2012 ELECTIONS: Report slams US meddling in the presidential election

By J. Michael Cole  /  Staff Reporter

Tue, Jan 17, 2012 - Page 3

The outcome of Saturday’s presidential election led to a “heavy sigh of relief” in Beijing and Washington, and the US did much in the run-up to the elections to boost President Ma Ying-jeou’s (馬英九) electoral bid while also hedging against the possibility of a victory by the opposition, a report on the elections said on Sunday.

The possibility of a victory by the Democratic Progressive Party (DPP) on Saturday led to “very poor decision making” on some occasions within US President Barack Obama’s administration and a “reprehensible” attack on DPP presidential candidate Tsai Ing-wen (蔡英文) via a leak to the Financial Times, at a time when Tsai was visiting Washington to explain her policy position to US officials, the US-Taiwan Business Council said in a report on the elections.

Ma defeated Tsai by a margin of about 800,000 votes on Saturday, defying expectations of a neck-and-neck race.

“With this statement, [Tsai] was greeted with what can only be seen as a slap across the face,” the report said. “This was not only meddling with the Taiwan elections, it was also inhospitable as it relates to Dr.
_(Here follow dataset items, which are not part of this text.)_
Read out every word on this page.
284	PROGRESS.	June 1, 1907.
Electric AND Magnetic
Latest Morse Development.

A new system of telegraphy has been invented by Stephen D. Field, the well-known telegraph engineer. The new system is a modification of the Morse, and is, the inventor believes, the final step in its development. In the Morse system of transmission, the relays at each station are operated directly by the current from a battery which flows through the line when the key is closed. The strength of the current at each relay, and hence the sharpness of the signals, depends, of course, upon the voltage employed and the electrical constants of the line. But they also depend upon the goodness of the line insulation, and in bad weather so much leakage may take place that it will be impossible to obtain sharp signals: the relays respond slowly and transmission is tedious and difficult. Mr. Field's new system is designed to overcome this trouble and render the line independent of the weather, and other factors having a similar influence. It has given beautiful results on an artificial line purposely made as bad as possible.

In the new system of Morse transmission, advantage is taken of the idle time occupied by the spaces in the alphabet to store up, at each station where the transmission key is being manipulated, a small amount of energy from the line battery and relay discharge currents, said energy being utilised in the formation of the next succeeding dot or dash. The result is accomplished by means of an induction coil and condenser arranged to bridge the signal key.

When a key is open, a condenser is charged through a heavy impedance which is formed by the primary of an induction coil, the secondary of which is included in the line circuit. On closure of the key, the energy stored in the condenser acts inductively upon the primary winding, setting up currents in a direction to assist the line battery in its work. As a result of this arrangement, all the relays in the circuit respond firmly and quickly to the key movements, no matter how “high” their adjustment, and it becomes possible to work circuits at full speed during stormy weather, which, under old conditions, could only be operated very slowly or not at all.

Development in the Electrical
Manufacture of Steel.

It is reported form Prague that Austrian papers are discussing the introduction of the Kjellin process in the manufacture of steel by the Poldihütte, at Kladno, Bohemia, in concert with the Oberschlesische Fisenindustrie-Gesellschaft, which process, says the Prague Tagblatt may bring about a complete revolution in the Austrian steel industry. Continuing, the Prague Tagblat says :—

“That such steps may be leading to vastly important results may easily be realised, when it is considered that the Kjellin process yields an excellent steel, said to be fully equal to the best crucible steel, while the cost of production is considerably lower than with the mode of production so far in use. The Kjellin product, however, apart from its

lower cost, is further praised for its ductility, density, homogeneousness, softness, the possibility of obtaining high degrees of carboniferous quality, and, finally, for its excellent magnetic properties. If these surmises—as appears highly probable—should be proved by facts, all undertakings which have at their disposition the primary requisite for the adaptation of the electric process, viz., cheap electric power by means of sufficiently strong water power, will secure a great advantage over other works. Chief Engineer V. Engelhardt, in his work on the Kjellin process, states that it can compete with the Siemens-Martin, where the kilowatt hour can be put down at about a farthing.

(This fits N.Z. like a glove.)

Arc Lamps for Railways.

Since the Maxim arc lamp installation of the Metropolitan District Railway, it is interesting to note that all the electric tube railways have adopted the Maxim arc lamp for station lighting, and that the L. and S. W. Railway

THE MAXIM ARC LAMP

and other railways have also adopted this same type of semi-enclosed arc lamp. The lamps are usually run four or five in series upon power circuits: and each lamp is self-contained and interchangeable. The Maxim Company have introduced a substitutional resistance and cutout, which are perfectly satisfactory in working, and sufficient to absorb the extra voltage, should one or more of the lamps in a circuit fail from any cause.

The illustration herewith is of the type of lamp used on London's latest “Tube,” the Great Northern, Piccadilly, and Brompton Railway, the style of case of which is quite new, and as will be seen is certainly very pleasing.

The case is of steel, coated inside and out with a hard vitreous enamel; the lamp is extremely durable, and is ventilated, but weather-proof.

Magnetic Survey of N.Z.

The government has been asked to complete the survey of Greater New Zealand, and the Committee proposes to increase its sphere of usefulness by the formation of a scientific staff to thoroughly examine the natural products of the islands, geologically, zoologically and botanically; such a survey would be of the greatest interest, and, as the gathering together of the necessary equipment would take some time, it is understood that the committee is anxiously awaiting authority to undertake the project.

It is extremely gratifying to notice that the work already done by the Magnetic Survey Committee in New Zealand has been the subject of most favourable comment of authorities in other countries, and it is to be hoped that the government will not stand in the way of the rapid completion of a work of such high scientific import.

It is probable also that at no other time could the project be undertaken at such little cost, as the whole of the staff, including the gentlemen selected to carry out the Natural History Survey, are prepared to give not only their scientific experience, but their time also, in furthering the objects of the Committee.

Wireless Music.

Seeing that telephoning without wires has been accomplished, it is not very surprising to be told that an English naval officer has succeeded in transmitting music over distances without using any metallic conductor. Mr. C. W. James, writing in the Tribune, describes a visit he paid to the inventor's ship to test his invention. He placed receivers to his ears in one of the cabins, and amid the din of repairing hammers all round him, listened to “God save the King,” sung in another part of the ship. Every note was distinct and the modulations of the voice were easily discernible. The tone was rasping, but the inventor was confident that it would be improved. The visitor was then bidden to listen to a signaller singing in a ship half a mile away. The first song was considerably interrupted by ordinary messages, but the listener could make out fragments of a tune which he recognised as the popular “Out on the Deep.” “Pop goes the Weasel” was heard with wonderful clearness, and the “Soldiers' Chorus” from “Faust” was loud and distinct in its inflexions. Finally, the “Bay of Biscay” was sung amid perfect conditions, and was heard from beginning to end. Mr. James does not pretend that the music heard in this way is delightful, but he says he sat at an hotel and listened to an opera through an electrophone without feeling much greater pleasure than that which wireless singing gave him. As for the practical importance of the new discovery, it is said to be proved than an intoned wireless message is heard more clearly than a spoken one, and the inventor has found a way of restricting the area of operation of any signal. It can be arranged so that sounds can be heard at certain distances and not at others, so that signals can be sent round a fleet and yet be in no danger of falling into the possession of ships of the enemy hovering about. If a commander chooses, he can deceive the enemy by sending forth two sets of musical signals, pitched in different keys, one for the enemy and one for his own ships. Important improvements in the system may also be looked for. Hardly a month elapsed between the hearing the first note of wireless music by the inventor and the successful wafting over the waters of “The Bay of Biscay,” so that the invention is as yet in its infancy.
Tsai being a guest in the United States.”

“More troubling still, this was a clear effort to telegraph to the Chinese that America doesn’t like the DPP either,” it said.

“To marginalize Taiwan’s democracy through ill-planted media stories or disinterest in the bilateral relationship is to invite the Chinese to continue to push back American resolve to stand by Taiwan’s democracy and to ensure that China’s next government doesn’t coerce Taiwan into arrangements that cannot be supported in Taiwan,” the report said.

The report nevertheless lauded recent developments that seemed to point to increased willingness on Washington’s part to engage with Taiwan, such as the upgrade package for Taiwan’s F-16A/B aircraft, the announcement of Taiwan’s qualification for the Visa Waiver program and a visit to Taiwan by a senior US official.

Whether those positive developments continue or “slip back into the morass” now that Ma has been re-elected remains to be seen, the report said.

“[W]e have spent 8 of the past 11 years not talking with Taiwan” on trade relations since 2001, the report said. “That approach may have worked when Taiwan had no options in engaging on trade liberalization, but that is not the case anymore. President Ma’s victory will add further trade momentum and open more global trade doors to Taiwan.”

Such positioning by the US on trade with Taiwan is therefore increasingly counterproductive, it said.

On arms sales, the report said that while the Obama administration had approved US$13 billion in arms sales to Taiwan under Ma, none of those programs — holdovers from the administration of former US president George W. Bush — represented a decision on Washington’s part to release new capabilities to Taiwan.

Whether the US is prepared to release new platforms and the level to which Beijing will be kept in the loop regarding future arms sales will all be indicative of future US commitment to ensuring Taiwan’s defense, the report said.

Turning to China, the report said Ma’s re-election would likely lead to a low-key approach by Beijing for the next 12 months, as China prepares for a power transition within the Chinese Communist Party.

Although relations are expected to continue along the same path toward economic rapprochement, the continued military threat that China poses to Taiwan is worrying, the report said.

“In China’s mind, Ma owes Beijing for his election victory, and payment will be due after the Chinese complete their leadership transition,” it said, adding that it disagreed with the view that Beijing would not lean on Ma because it understands the constraints he faces domestically.

“President Ma won the election with a solid margin, but it was a far cry from the 2008 result,” the report said. “This has important implications for Ma’s … ability to continue to move forward with China.”

Despite being defeated, the DPP won almost 6 million votes and its number of seats in the legislature increased by 13, while the Chinese Nationalist Party (KMT) lost 17. The Taiwan Solidarity Union, a pan-green ally of the DPP, won three seats.

With the rebalanced legislature, and the KMT now having 64 seats in the legislature — from 81 in 2008 — while the DPP has 40, the executive will have to grapple with each bill in the legislature, the report said, adding that there was no certainty the legislature would agree to efforts by the government to develop its own version of a “fast-track” authority to facilitate passage of bilateral and multilateral deals.

“President Ma’s victory in the election means that we will see short-term stability in Taiwan … The worry is 2013 and beyond,” the report said. “Ma’s job in his second term is going to be much harder.”